Posted by "Aaron D. Mihalik" <aa...@gmail.com>.
I meant "fluo has a transitive dependency on findbugs:jsr305". I agree
that findbugs-annotations
is good and jsr305 is bad.
On Mon, Oct 17, 2016 at 2:51 PM Puja Valiyil <pu...@gmail.com> wrote:
> Yea findbugs-annotations is not LGPL:
> https://github.com/stephenc/findbugs-annotations
> It appears to be apache 2, though aaron you should verify.
>
> On Mon, Oct 17, 2016 at 11:19 AM, Aaron D. Mihalik <
> aaron.mihalik@gmail.com>
> wrote:
>
> > fluo has a transitive dependency on findbugs-annotations, not direct.
> >
> > My issue is that
> com.github.stephenc.findbugs:findbugs-annotations:3.0.1-1
> > isn't in maven central. I think it would be straightforward for us to
> > exclude and replace with c.g.s.f:findbugs-annotations:3.0.1-1, but it's
> > going to be difficult with earlier versions of
> > c.g.s.f:findbugs-annotations.
> >
> > I'll take a closer look at it today, though.
> >
> > --Aaron
> >
> >
> > On Sun, Oct 16, 2016 at 5:51 PM Josh Elser <jo...@gmail.com> wrote:
> >
> > > Also, over in Apache Phoenix, we're using
> > > com.github.stephenc.findbugs:findbugs-annotations:1.3.9-1. Maybe I gave
> > > some bad advice on the GAV to use the first time around :)
> > >
> > > Josh Elser wrote:
> > > > A (Maven) repo? It's published central -- you shouldn't have to do
> > > > anything extra to get it. Sonatype is automatically mirrored to
> central
> > > > (like Apache is).
> > > >
> > > > Also, Fluo is depending on this directly? Or just transitively? I am
> > > > hoping I did not miss it directly depending...
> > > >
> > > > No, it's not ok :). You're bundling code whose license is dodgy.
> Either
> > > > way you need to exclude the Findbugs' findbugs-annotations from these
> > > > dependencies.
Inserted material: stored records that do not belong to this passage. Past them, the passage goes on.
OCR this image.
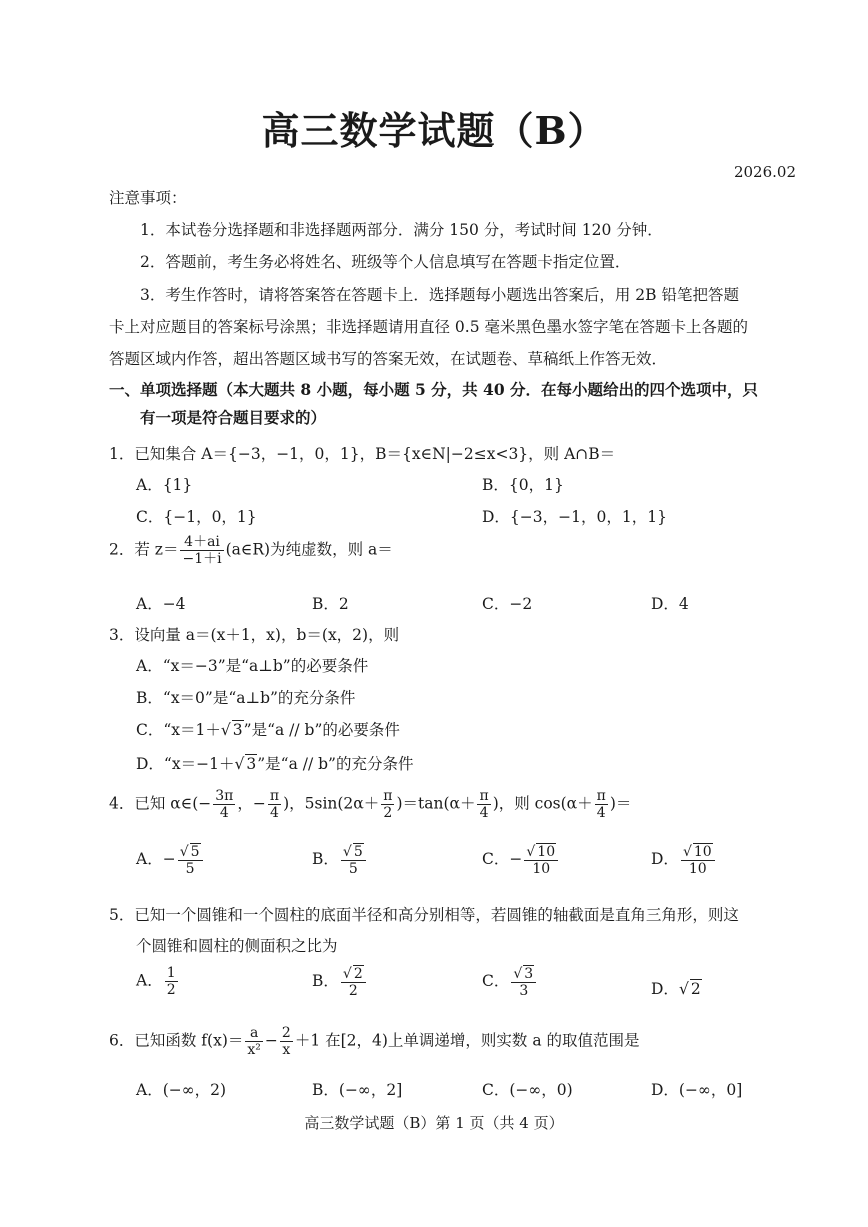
高三数学试题（B）
2026.02
注意事项：
1．本试卷分选择题和非选择题两部分．满分 150 分，考试时间 120 分钟．
2．答题前，考生务必将姓名、班级等个人信息填写在答题卡指定位置．
3．考生作答时，请将答案答在答题卡上．选择题每小题选出答案后，用 2B 铅笔把答题
卡上对应题目的答案标号涂黑；非选择题请用直径 0.5 毫米黑色墨水签字笔在答题卡上各题的
答题区域内作答，超出答题区域书写的答案无效，在试题卷、草稿纸上作答无效．
一、单项选择题（本大题共 8 小题，每小题 5 分，共 40 分．在每小题给出的四个选项中，只
有一项是符合题目要求的）
1．已知集合 A＝{−3，−1，0，1}，B＝{x∈N|−2≤x<3}，则 A∩B＝
A．{1}	B．{0，1}
C．{−1，0，1}	D．{−3，−1，0，1，1}
2．若 $z= \frac{4+ai}{-1+i}$ (a∈R)为纯虚数，则 a＝
A．−4	B．2	C．−2	D．4
3．设向量 a＝(x＋1，x)，b＝(x，2)，则
A．“x＝−3”是“a⊥b”的必要条件
B．“x＝0”是“a⊥b”的充分条件
C．“x＝1＋√ 3”是“a // b”的必要条件
D．“x＝−1＋√ 3”是“a // b”的充分条件
4．已知 α∈(− $\frac{3\pi}{4}$ ，− $\frac{\pi}{4}$ )，$5\sin(2\alpha+ \frac{\pi}{2} )=\tan(\alpha+ \frac{\pi}{4}$ )，则 $\cos(\alpha+ \frac{\pi}{4}$ )＝
A．− $\frac{√ 5}{5}$	B． $\frac{√ 5}{5}$	C．− $\frac{√ 10}{10}$	D． $\frac{√ 10}{10}$
5．已知一个圆锥和一个圆柱的底面半径和高分别相等，若圆锥的轴截面是直角三角形，则这
个圆锥和圆柱的侧面积之比为
A． $\frac{1}{2}$	B． $\frac{√ 2}{2}$	C． $\frac{√ 3}{3}$	D．√ 2
6．已知函数 $f(x)= \frac{a}{\text{x²}} - \frac{2}{x} +1$ 在[2，4)上单调递增，则实数 a 的取值范围是
A．(−∞，2)	B．(−∞，2]	C．(−∞，0)	D．(−∞，0]
高三数学试题（B）第 1 页（共 4 页）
Whether or not you replace in
> > c.g.s.f:findbugs-annotations
> > > > instead is up to you (not sure if you would run into problems)
> > > >
> > > > Aaron D. Mihalik wrote:
> > > >> Anyone know where I can find a repo for this artifact:
> > > >>
> > > >> com.github.stephenc.findbugs:findbugs-annotations:3.0.1-1
> > > >>
> > > >> stephenc lists the Repositories here [1] but I can't find the latest
> > > >> release in those mentioned repos (i.e. here [2] or here [3])
> > > >>
> > > >> I don't think we'll have this resolved for RC2, but I'm hoping
> that's
> > > >> okay
> > > >> because other projects depend on findbugs:jsr305 (i.e. hadoop and
> > fluo).
> > > >>
> > > >> --Aaron
> > > >>
> > > >>
> > > >> [1]
> > > >>
> > > http://stephenc.github.io/findbugs-annotations/
> > distribution-management.html
> > > >>
> > > >> [2]
> > > >>
> > > https://oss.sonatype.org/content/repositories/releases/
> > com/github/stephenc/findbugs/findbugs-annotations/
> > > >>
> > > >> [3]
> > > >>
> > > https://repo.maven.apache.org/maven2/com/github/stephenc/
> > findbugs/findbugs-annotations/
> > > >>
> > > >>
> > >
> >
>
Re: findbugs-annotations?
Posted by Puja Valiyil <pu...@gmail.com>.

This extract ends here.